The Kiatmoo9 Gym has been the recipient of the prestigious “gym of the year” award (2002) and during years when the gym does NOT win the award, it’s usually one of the nominees.
What makes Kiatmoo9 unique is that all of the fighters that fight out of the gym live in the village and because of that, the camp doesn’t have to provide accommodation because the fighters all return to their homes after training.
The fact that the gym doesn’t get “imported” fighters (like the Bangkok based gyms get) speaks volumes for the quality of the training because the elite fighters that come out of the gym (Singdam and Panomrunglek) have been produced there from scratch.
Singdam, who was the recipient of the “fighter of the year” award in 2003, still sits at the top of the rankings and headlines the major cards. In fact, at the time of this writing (April, 2013), he’s the current champion in light weight (135lb) division at Lumpinee stadium.
He has also captured the lumpinee title in the super feather weight division (130lbs), as well as two Thailand national titles (126lbs and 130lbs).
Panomrunglek has captured 4 major titles as well. He’s won 2 lumpinee belts (“fly weight” title in 2003 and the “super fly weight” title in 2010).
He has also won a Thailand national title in 2009, as well as the Toyota and Isuzu sponsored tournaments. Like Singdam, Panomrunglek was also elected the “best fighter of Lumpinee” (2004).
Other top fighters training out of Kiatmoo9 are Superlek wor sungprapai; a former champion who’s currently ranked number 9 in the bantamweight division at Lumpinee and Rungnaray, who is currently ranked in the number 2 spot in the light fly weight division (108lbs) at Lumpinee stadium.
The Kiatmoo9 gym is located in the Buriram province, which translated, means the “city of happiness”. Buriram is located approximately 410km northeast of Bangkok in the region of Issan.

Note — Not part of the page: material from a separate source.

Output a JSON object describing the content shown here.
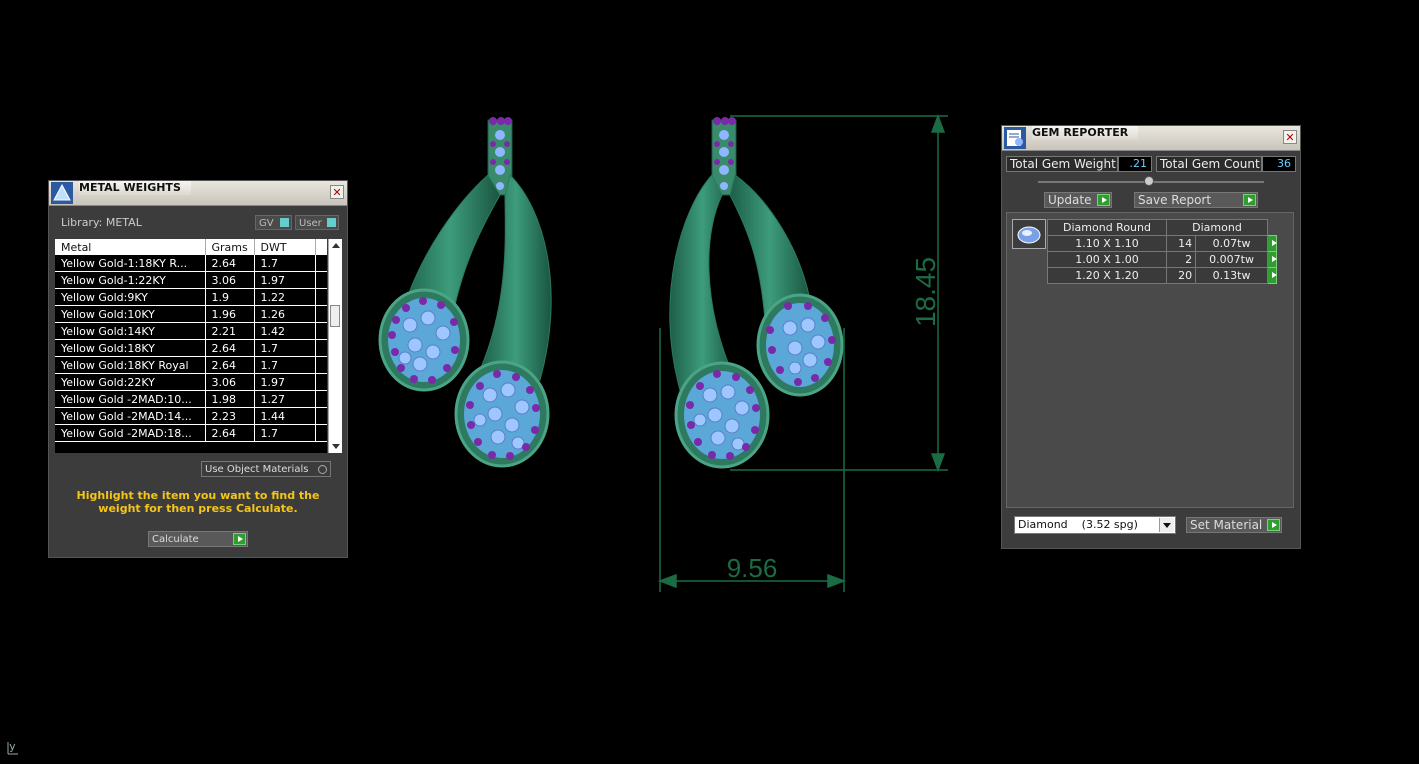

You can access the gym by plane (Nok Air has direct flights from Bangkok) or by bus (which you can take from the Mochit bus terminal). Click here for a detailed travel guide on getting to Buriram.
The gym itself is in the district of Takotapi, which isn’t far from the Cambodian border. In fact, the province of Buriram used to be under Khmer rule and in the early 19th century, the town, originally named Muang Pae, was renamed Buriram and came under Thai rule. Given the history of the province and its inhabitants, it’s not surprising that the people at the gym speak Khmer language.
There are no rooms available for fighters at the gym (Thai or foreigners) so if you would like to train here, you can book a room at the Takotapi hotel.
That is a family run hotel located a short 10 minute walk from the gym (the owners speak English). To find the exact location of the gym, your best bet is to get assistance from them regarding the details of getting there from the airport of the bus station.
Training Info & Photos
The training routine at the Kiatmoo9 camp is best described by Matt Neilsen; a Muay Thai enthusiast who spent time training here..
The sessions consist of a 1 hour run with sprints at various points in the morning. 30 minutes skipping with a heavy rope in the afternoon, three to five 8 minute rounds on pads (yes … 8 minute rounds), three to five 8 minute rounds on the bag, and 1 hour clinching, finishing off with 300-500 fast knees on the bag. Twice a day, 6 days a week, 7 days a week if they have a fight coming up.
The pad rounds are intense. There are no preset combos, you just throw what ever you want and the pad-man catches it perfectly. If you wait too long before throwing a technique (3 seconds) the pad-man bashes you or throws you to the ground.
The owner is open to the idea of foreigners training there, but only if your skill level is up to par. Frankly, they just don’t have the time to be breaking down the basics to beginners as their main priority is on the development of their own fighters.